/ 6 July 2020

Malawi celebrates independence day, but the first president left his mark

Hastings Banda In London
Dr Hastings Banda (1898 - 1997), President of Malawi, flies into London, having attended the Commonwealth Heads of Government Meeting in Singapore, 22nd January 1971. (Photo by George Stroud/Daily Express/Getty Images)

Today, July 6, Malawi celebrates 56 years of independence and 62 years since its founding father, Hastings Kamuzu Banda, returned to the British colony of Nyasaland after working and studying abroad. The country was the first member of the Federation of Rhodesia and Nyasaland (Malawi, Zambia, Zimbabwe) to attain independence.

Although the current headlines about Malawi are glowing after the recent presidential power transfer, the fate of independent Malawi during the Cold War was a tragic one. Banda was a narcissistic leader. His nickname, Ngwazi (The Conqueror), reflects his autocratic inclinations.  

Just weeks after independence Banda’s cabinet resigned in protest against his retrogressive leadership. Their bold gesture proved futile. In 1971, Banda was declared president-for-life and he stayed in office until democratic elections in 1994. He enjoyed convivial relations with the apartheid government of South Africa and sparred with the first president of Tanzania, Julius Nyerere. Short skirts on women and long hair on men were banned.

The historical record shows that the country’s difficulties under Banda were evident at the very moment of Malawi’s founding. His obsequious embrace of Western powers and the presence of the Southern Rhodesian delegation at Malawi’s independence celebrations points to Banda’s penchant for coddling up to superpowers and the region’s racist white governments.

Wooing the West

Banda, who had denounced the British decision to federate Nyasaland with Southern Rhodesia in the early 1950s, forgave all when Malawi became independent. At a banquet with Prince Philip the day before independence he announced: “I am bitter no more. Our quarrel with the British government is over. They are our friends.” Determined to show that this was not rhetoric, Banda left the infant nation just days later to hobnob with world leaders at the Commonwealth Prime Ministers’ conference in London. And the colonial governor general, Glyn Jones, remained in office in Malawi for two years.   
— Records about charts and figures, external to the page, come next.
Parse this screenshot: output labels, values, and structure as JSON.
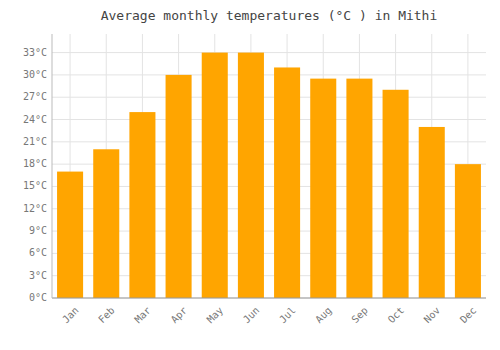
{
  "chart_data": {
    "type": "bar",
    "title": "Average monthly temperatures (°C ) in Mithi",
    "categories": [
      "Jan",
      "Feb",
      "Mar",
      "Apr",
      "May",
      "Jun",
      "Jul",
      "Aug",
      "Sep",
      "Oct",
      "Nov",
      "Dec"
    ],
    "values": [
      17,
      20,
      25,
      30,
      33,
      33,
      31,
      29.5,
      29.5,
      28,
      23,
      18
    ],
    "color": "#FFA500",
    "ylim": [
      0,
      35.5
    ],
    "yticks": [
      {
        "value": 0,
        "label": "0°C"
      },
      {
        "value": 3,
        "label": "3°C"
      },
      {
        "value": 6,
        "label": "6°C"
      },
      {
        "value": 9,
        "label": "9°C"
      },
      {
        "value": 12,
        "label": "12°C"
      },
      {
        "value": 15,
        "label": "15°C"
      },
      {
        "value": 18,
        "label": "18°C"
      },
      {
        "value": 21,
        "label": "21°C"
      },
      {
        "value": 24,
        "label": "24°C"
      },
      {
        "value": 27,
        "label": "27°C"
      },
      {
        "value": 30,
        "label": "30°C"
      },
      {
        "value": 33,
        "label": "33°C"
      }
    ],
    "grid": true
  }
}
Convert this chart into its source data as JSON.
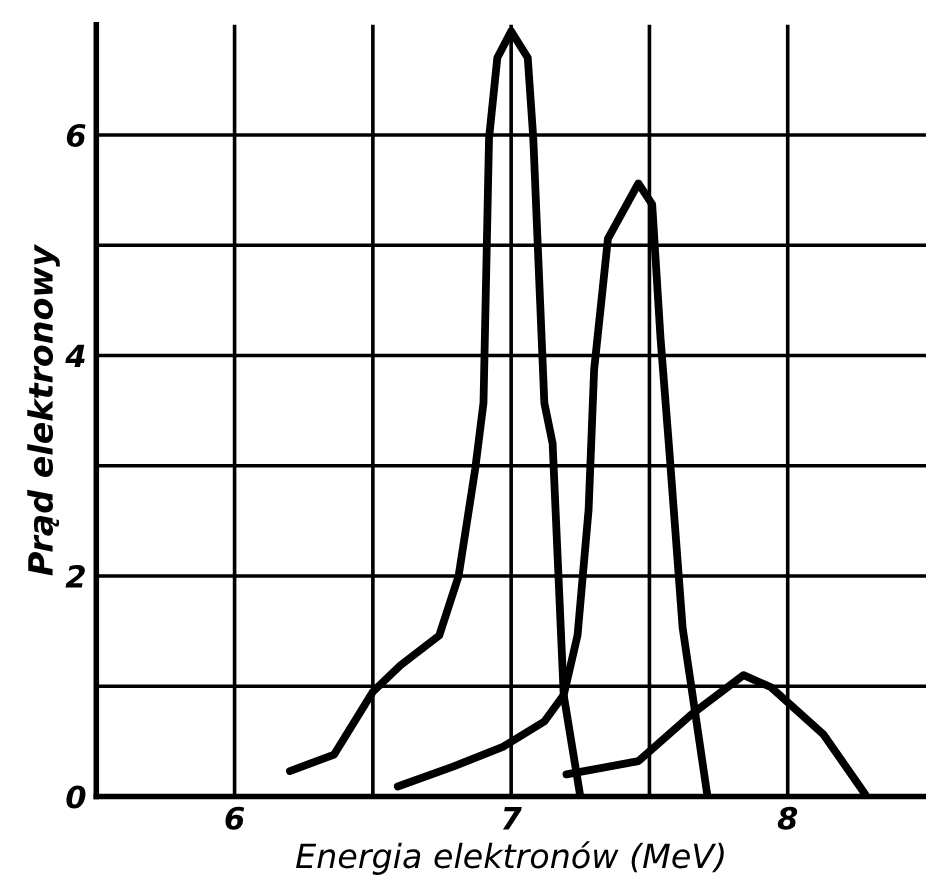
{
  "chart_data": {
    "type": "line",
    "xlabel": "Energia elektronów (MeV)",
    "ylabel": "Prąd elektronowy",
    "xlim": [
      5.5,
      8.5
    ],
    "ylim": [
      0,
      7
    ],
    "xticks": [
      {
        "value": 5.5,
        "label": null
      },
      6,
      {
        "value": 6.5,
        "label": null
      },
      7,
      {
        "value": 7.5,
        "label": null
      },
      8
    ],
    "yticks": [
      0,
      {
        "value": 1,
        "label": null
      },
      2,
      {
        "value": 3,
        "label": null
      },
      4,
      {
        "value": 5,
        "label": null
      },
      6
    ],
    "grid": true,
    "legend": false,
    "marker": "none",
    "line_style": "solid",
    "series": [
      {
        "color": "#000000",
        "x": [
          6.2,
          6.36,
          6.5,
          6.6,
          6.74,
          6.81,
          6.87,
          6.9,
          6.92,
          6.95,
          7.0,
          7.06,
          7.08,
          7.12,
          7.15,
          7.19,
          7.25
        ],
        "values": [
          0.23,
          0.38,
          0.95,
          1.19,
          1.46,
          2.0,
          2.97,
          3.57,
          5.97,
          6.7,
          6.94,
          6.7,
          5.97,
          3.57,
          3.2,
          0.92,
          0
        ]
      },
      {
        "color": "#000000",
        "x": [
          6.59,
          6.79,
          6.97,
          7.12,
          7.19,
          7.24,
          7.28,
          7.3,
          7.35,
          7.46,
          7.51,
          7.54,
          7.57,
          7.62,
          7.71
        ],
        "values": [
          0.09,
          0.27,
          0.45,
          0.68,
          0.92,
          1.46,
          2.6,
          3.87,
          5.06,
          5.56,
          5.37,
          4.16,
          3.2,
          1.53,
          0
        ]
      },
      {
        "color": "#000000",
        "x": [
          7.2,
          7.46,
          7.65,
          7.84,
          7.94,
          8.13,
          8.28
        ],
        "values": [
          0.2,
          0.32,
          0.74,
          1.1,
          0.99,
          0.56,
          0.02
        ]
      }
    ]
  }
}
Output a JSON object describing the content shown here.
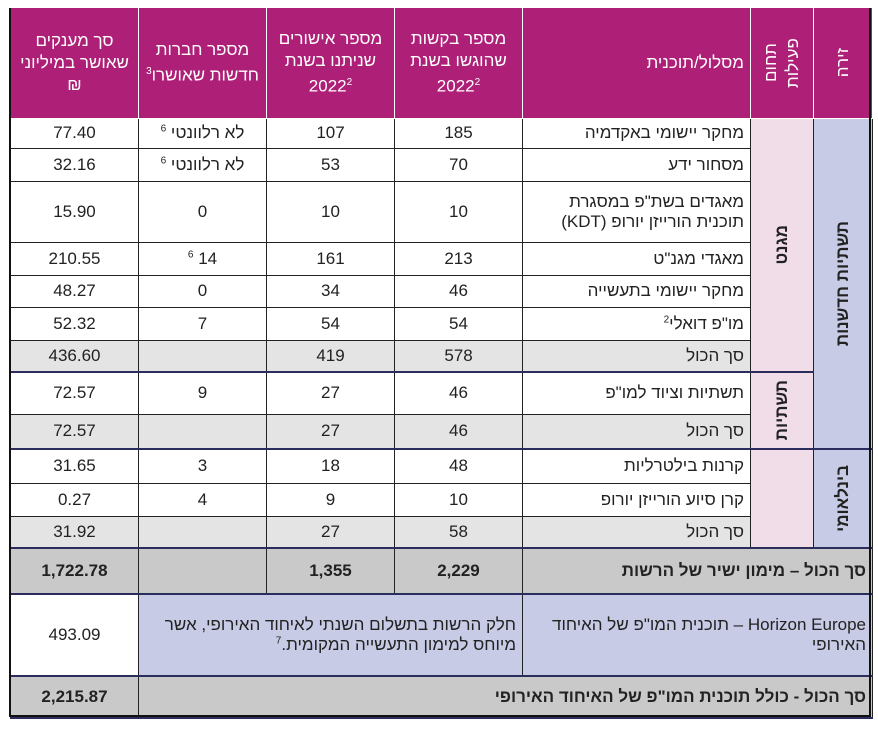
{
  "header": {
    "arena": "זירה",
    "area": "תחום פעילות",
    "program": "מסלול/תוכנית",
    "requests": "מספר בקשות שהוגשו בשנת 2022",
    "requests_sup": "2",
    "approvals": "מספר אישורים שניתנו בשנת 2022",
    "approvals_sup": "2",
    "new_companies": "מספר חברות חדשות שאושרו",
    "new_companies_sup": "3",
    "amount": "סך מענקים שאושר במיליוני ₪"
  },
  "groups": [
    {
      "arena": "תשתיות חדשנות",
      "area": "מגנט",
      "rows": [
        {
          "program": "מחקר יישומי באקדמיה",
          "requests": "185",
          "approvals": "107",
          "new_companies": "לא רלוונטי",
          "nc_sup": "6",
          "amount": "77.40"
        },
        {
          "program": "מסחור ידע",
          "requests": "70",
          "approvals": "53",
          "new_companies": "לא רלוונטי",
          "nc_sup": "6",
          "amount": "32.16"
        },
        {
          "program": "מאגדים בשת\"פ במסגרת תוכנית הורייזן יורופ (KDT)",
          "requests": "10",
          "approvals": "10",
          "new_companies": "0",
          "amount": "15.90"
        },
        {
          "program": "מאגדי מגנ\"ט",
          "requests": "213",
          "approvals": "161",
          "new_companies": "14",
          "nc_sup": "6",
          "amount": "210.55"
        },
        {
          "program": "מחקר יישומי בתעשייה",
          "requests": "46",
          "approvals": "34",
          "new_companies": "0",
          "amount": "48.27"
        },
        {
          "program": "מו\"פ דואלי",
          "prog_sup": "2",
          "requests": "54",
          "approvals": "54",
          "new_companies": "7",
          "amount": "52.32"
        }
      ],
      "subtotal": {
        "label": "סך הכול",
        "requests": "578",
        "approvals": "419",
        "amount": "436.60"
      }
    },
    {
      "area": "תשתיות",
      "rows": [
        {
          "program": "תשתיות וציוד למו\"פ",
          "requests": "46",
          "approvals": "27",
          "new_companies": "9",
          "amount": "72.57"
        }
      ],
      "subtotal": {
        "label": "סך הכול",
        "requests": "46",
        "approvals": "27",
        "amount": "72.57"
      }
    },
    {
      "arena": "בינלאומי",
      "area": "",
      "rows": [
        {
          "program": "קרנות בילטרליות",
          "requests": "48",
          "approvals": "18",
          "new_companies": "3",
          "amount": "31.65"
        },
        {
          "program": "קרן סיוע הורייזן יורופ",
          "requests": "10",
          "approvals": "9",
          "new_companies": "4",
          "amount": "0.27"
        }
      ],
      "subtotal": {
        "label": "סך הכול",
        "requests": "58",
        "approvals": "27",
        "amount": "31.92"
      }
    }
  ],
  "total_direct": {
    "label": "סך הכול – מימון ישיר של הרשות",
    "requests": "2,229",
    "approvals": "1,355",
    "amount": "1,722.78"
  },
  "horizon": {
    "label": "Horizon Europe – תוכנית המו\"פ של האיחוד האירופי",
    "note": "חלק הרשות בתשלום השנתי לאיחוד האירופי, אשר מיוחס למימון התעשייה המקומית.",
    "note_sup": "7",
    "amount": "493.09"
  },
  "grand_total": {
    "label": "סך הכול - כולל תוכנית המו\"פ של האיחוד האירופי",
    "amount": "2,215.87"
  },
  "colors": {
    "header": "#ae1f77",
    "arena": "#c8cbe6",
    "area": "#f0dde8",
    "subtotal": "#e4e4e4",
    "total": "#c9c9c9"
  }
}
Banda also embraced the United States, which had originally been diffident about sending a delegation to the independence celebrations. In a sign of Malawi’s relative inconsequence, the American delegation was led by Rufus Clement, a university president. This did not stop Banda from pursuing a fawning correspondence with president Lyndon Johnson and declaring his support for the Vietnam War, a conflict opposed by the non-aligned nations.

Rhodesian relations

Closer to home, Winston Field, the recently deposed Rhodesian prime minister (who remained an MP in Ian Smith’s Rhodesian Front) had been a friend of Banda’s for several years. They bonded over jokes concerning Field’s son, Simon, who was shorter than the diminutive Banda. Field attended the independence celebrations but was not the only member of that government to do so. Smith dispatched his agriculture minister, Lord Angus Graham. Trends were for the isolation of the Rhodesian government and Banda’s decision to host a delegation provided Rhodesia with considerable propaganda value.

The Rhodesian authorities were also probably pleased by Banda’s support for the Zimbabwe African National Union (Zanu). Since Zanu’s founding the previous year, Banda had been an overt supporter of the nationalist faction that broke away from Joshua Nkomo’s Zimbabwe African People’s Union (Zapu), a fracture that weakened the pressure against Smith’s government.

Zapu spokesperson William Mukurati reported that Zapu had not even been invited to the Malawi independence celebrations. He added: “Even if one had come, we would not have gone where Zanu and the Smith government have also been invited.”

Zanu dispatched a delegation of more than 20 members led by the party’s secretary general, Robert Mugabe.

Mugabe enjoyed congenial relations with Banda after Zimbabwe’s independence — the Malawian leader opened the new Zanu-PF office building in Harare in 1990. But Banda’s embrace of Mugabe was not sustained throughout Zimbabwe’s liberation struggle. His enthusiasm for Zanu dimmed when he reached a more overt accommodation with white supremacy. By the end of the 1960s, Banda had clearly abandoned Zimbabwe’s mainstream nationalist movement and thrown his lot in with the small black political parties such as the National People’s Union that participated within the framework of constitutional politics.

Ongoing struggles for full and free political participation in Malawi suggest the country’s formative moment continues to shape political conduct.

Brooks Marmon is a PhD student at the University of Edinburgh and incoming post-doctoral fellow at the department of historical and heritage studies, University of Pretoria.